Le phénomène des enfants en difficulté au Gabon suscite une préoccupation croissante. Ce problème complexe touche de nombreux aspects de la société, allant de la pauvreté à l’éducation, en passant par la santé.
Le terme « enfants en difficulté » englobe une variété de situations, y compris les enfants vivants dans la pauvreté, ceux victimes de négligence ou de violence, ainsi que ceux n’ayant pas accès à une éducation de qualité. Cette diversité implique une pluralité d’acteurs responsables : la famille, l’État et la communauté.
Le rôle crucial des familles, un soutien nécessaire
Les familles jouent un rôle primordial dans le bien-être des enfants. Cependant, le nombre d’entre elles sont en difficulté économique, limitant leur capacité à fournir un environnement sûr et stimulant. Le soutien aux familles est donc crucial. « Il est impératif de prendre des mesures d’accompagnement pour offrir aux parents un soutien psychologique et des aides financières », a déclaré Francky Thiburse Mapenda, conseiller d’orientation psychologique.
Il est nécessaire d’encourager les programmes de formation des parents et l’accès aux ressources sociales afin de renforcer leur rôle de protecteur. La responsabilité parentale est impliquéement liée aux conditions socio-économiques du pays.
L’État, garant des politiques publiques de protection de l’enfance
L’État a une responsabilité directe dans la mise en place des politiques publiques efficaces pour protéger les enfants en difficulté. Cela inclut l’accès à des services de santé de qualité, à l’éducation et à un environnement sécurisé. Au Gabon, des efforts ont été faits pour améliorer le système éducatif, mais des défis subsistants.
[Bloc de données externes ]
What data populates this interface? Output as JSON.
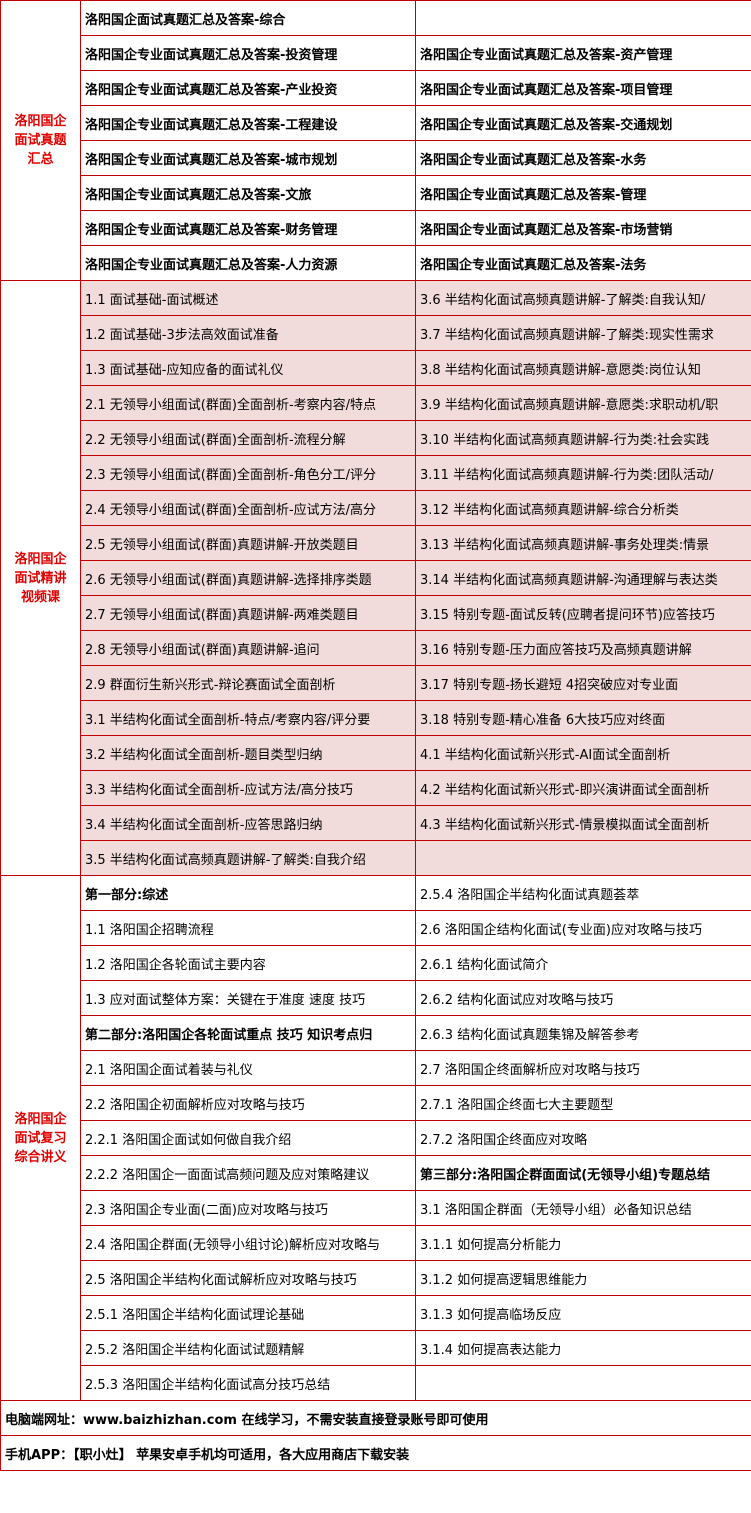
{
  "sections": [
    {
      "title": "洛阳国企面试真题汇总",
      "bold": true,
      "shaded": false,
      "rows": [
        [
          "洛阳国企面试真题汇总及答案-综合",
          null
        ],
        [
          "洛阳国企专业面试真题汇总及答案-投资管理",
          "洛阳国企专业面试真题汇总及答案-资产管理"
        ],
        [
          "洛阳国企专业面试真题汇总及答案-产业投资",
          "洛阳国企专业面试真题汇总及答案-项目管理"
        ],
        [
          "洛阳国企专业面试真题汇总及答案-工程建设",
          "洛阳国企专业面试真题汇总及答案-交通规划"
        ],
        [
          "洛阳国企专业面试真题汇总及答案-城市规划",
          "洛阳国企专业面试真题汇总及答案-水务"
        ],
        [
          "洛阳国企专业面试真题汇总及答案-文旅",
          "洛阳国企专业面试真题汇总及答案-管理"
        ],
        [
          "洛阳国企专业面试真题汇总及答案-财务管理",
          "洛阳国企专业面试真题汇总及答案-市场营销"
        ],
        [
          "洛阳国企专业面试真题汇总及答案-人力资源",
          "洛阳国企专业面试真题汇总及答案-法务"
        ]
      ]
    },
    {
      "title": "洛阳国企面试精讲视频课",
      "bold": false,
      "shaded": true,
      "rows": [
        [
          "1.1 面试基础-面试概述",
          "3.6 半结构化面试高频真题讲解-了解类:自我认知/"
        ],
        [
          "1.2 面试基础-3步法高效面试准备",
          "3.7 半结构化面试高频真题讲解-了解类:现实性需求"
        ],
        [
          "1.3 面试基础-应知应备的面试礼仪",
          "3.8 半结构化面试高频真题讲解-意愿类:岗位认知"
        ],
        [
          "2.1 无领导小组面试(群面)全面剖析-考察内容/特点",
          "3.9 半结构化面试高频真题讲解-意愿类:求职动机/职"
        ],
        [
          "2.2 无领导小组面试(群面)全面剖析-流程分解",
          "3.10 半结构化面试高频真题讲解-行为类:社会实践"
        ],
        [
          "2.3 无领导小组面试(群面)全面剖析-角色分工/评分",
          "3.11 半结构化面试高频真题讲解-行为类:团队活动/"
        ],
        [
          "2.4 无领导小组面试(群面)全面剖析-应试方法/高分",
          "3.12 半结构化面试高频真题讲解-综合分析类"
        ],
        [
          "2.5 无领导小组面试(群面)真题讲解-开放类题目",
          "3.13 半结构化面试高频真题讲解-事务处理类:情景"
        ],
        [
          "2.6 无领导小组面试(群面)真题讲解-选择排序类题",
          "3.14 半结构化面试高频真题讲解-沟通理解与表达类"
        ],
        [
          "2.7 无领导小组面试(群面)真题讲解-两难类题目",
          "3.15 特别专题-面试反转(应聘者提问环节)应答技巧"
        ],
        [
          "2.8 无领导小组面试(群面)真题讲解-追问",
          "3.16 特别专题-压力面应答技巧及高频真题讲解"
        ],
        [
          "2.9 群面衍生新兴形式-辩论赛面试全面剖析",
          "3.17 特别专题-扬长避短 4招突破应对专业面"
        ],
        [
          "3.1 半结构化面试全面剖析-特点/考察内容/评分要",
          "3.18 特别专题-精心准备 6大技巧应对终面"
        ],
        [
          "3.2 半结构化面试全面剖析-题目类型归纳",
          "4.1 半结构化面试新兴形式-AI面试全面剖析"
        ],
        [
          "3.3 半结构化面试全面剖析-应试方法/高分技巧",
          "4.2 半结构化面试新兴形式-即兴演讲面试全面剖析"
        ],
        [
          "3.4 半结构化面试全面剖析-应答思路归纳",
          "4.3 半结构化面试新兴形式-情景模拟面试全面剖析"
        ],
        [
          "3.5 半结构化面试高频真题讲解-了解类:自我介绍",
          null
        ]
      ]
    },
    {
      "title": "洛阳国企面试复习综合讲义",
      "bold": false,
      "shaded": false,
      "rows": [
        [
          {
            "text": "第一部分:综述",
            "bold": true
          },
          "2.5.4 洛阳国企半结构化面试真题荟萃"
        ],
        [
          "1.1 洛阳国企招聘流程",
          "2.6 洛阳国企结构化面试(专业面)应对攻略与技巧"
        ],
        [
          "1.2 洛阳国企各轮面试主要内容",
          "2.6.1 结构化面试简介"
        ],
        [
          "1.3 应对面试整体方案：关键在于准度 速度 技巧",
          "2.6.2 结构化面试应对攻略与技巧"
        ],
        [
          {
            "text": "第二部分:洛阳国企各轮面试重点 技巧 知识考点归",
            "bold": true
          },
          "2.6.3 结构化面试真题集锦及解答参考"
        ],
        [
          "2.1 洛阳国企面试着装与礼仪",
          "2.7 洛阳国企终面解析应对攻略与技巧"
        ],
        [
          "2.2 洛阳国企初面解析应对攻略与技巧",
          "2.7.1 洛阳国企终面七大主要题型"
        ],
        [
          "2.2.1 洛阳国企面试如何做自我介绍",
          "2.7.2 洛阳国企终面应对攻略"
        ],
        [
          "2.2.2 洛阳国企一面面试高频问题及应对策略建议",
          {
            "text": "第三部分:洛阳国企群面面试(无领导小组)专题总结",
            "bold": true
          }
        ],
        [
          "2.3 洛阳国企专业面(二面)应对攻略与技巧",
          "3.1 洛阳国企群面（无领导小组）必备知识总结"
        ],
        [
          "2.4 洛阳国企群面(无领导小组讨论)解析应对攻略与",
          "3.1.1  如何提高分析能力"
        ],
        [
          "2.5 洛阳国企半结构化面试解析应对攻略与技巧",
          "3.1.2  如何提高逻辑思维能力"
        ],
        [
          "2.5.1 洛阳国企半结构化面试理论基础",
          "3.1.3  如何提高临场反应"
        ],
        [
          "2.5.2 洛阳国企半结构化面试试题精解",
          "3.1.4  如何提高表达能力"
        ],
        [
          "2.5.3 洛阳国企半结构化面试高分技巧总结",
          null
        ]
      ]
    }
  ],
  "footer": [
    "电脑端网址：www.baizhizhan.com 在线学习，不需安装直接登录账号即可使用",
    "手机APP：【职小灶】 苹果安卓手机均可适用，各大应用商店下载安装"
  ]
}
« Le gouvernement doit mettre l’accent sur les politiques de protection de l’enfance, en multipliant la création de structures d’accueil et en donnant plus de ressources aux services sociaux pour leur permettre d’augmenter le nombre de travailleurs sociaux et d’améliorer leur formation », at-il renchéri. Les institutions gouvernementales doivent donc renforcer leur engagement envers les droits des enfants et veiller à l’application cohérente des lois.
La communauté, un réseau de soutien indispensable
La communauté joue également un rôle crucial dans le soutien aux enfants en difficulté. Les ONG et les associations communautaires peuvent apporter une aide significative en fournissant des services complémentaires, comme le soutien psychologique et l’éducation non formelle.
« Les ONG peuvent aussi apporter leur pierre à l’édifice en créant des programmes de parrainage, de soutien scolaire et de réinsertion sociale. Ils peuvent intervenir de toutes les manières possibles afin de soutenir les familles en difficulté en leur apportant un soutien social, éducatif et psychologique », explique-t-il. En mobilisant la société civile, il est possible de créer un réseau de soutien solide qui complète les efforts des familles et de l’État.
« La société civile doit sensibiliser l’opinion publique sur les maltraitances, les négligences infantiles, signaler les cas de maltraitance et apporter une aide aux familles en détresse », a révélé le conseiller d’orientation psychologue. La solidarité communautaire est un élément clé dans la lutte contre les difficultés auxquelles sont confrontés les enfants.
Une responsabilité partagée, un engagement collectif
La responsabilité face au phénomène des enfants en difficulté au Gabon est partagée. La famille, l’État et la communauté doivent travailler de concert pour créer un environnement propice à l’épanouissement des enfants. Cela nécessite une prise de conscience collective et un engagement à long terme pour traiter les racines du problème, notamment en combattant la pauvreté et en améliorant l’accès à l’éducation.
La collaboration entre les familles, l’État et la communauté est donc capitale pour surmonter ce défi persistant.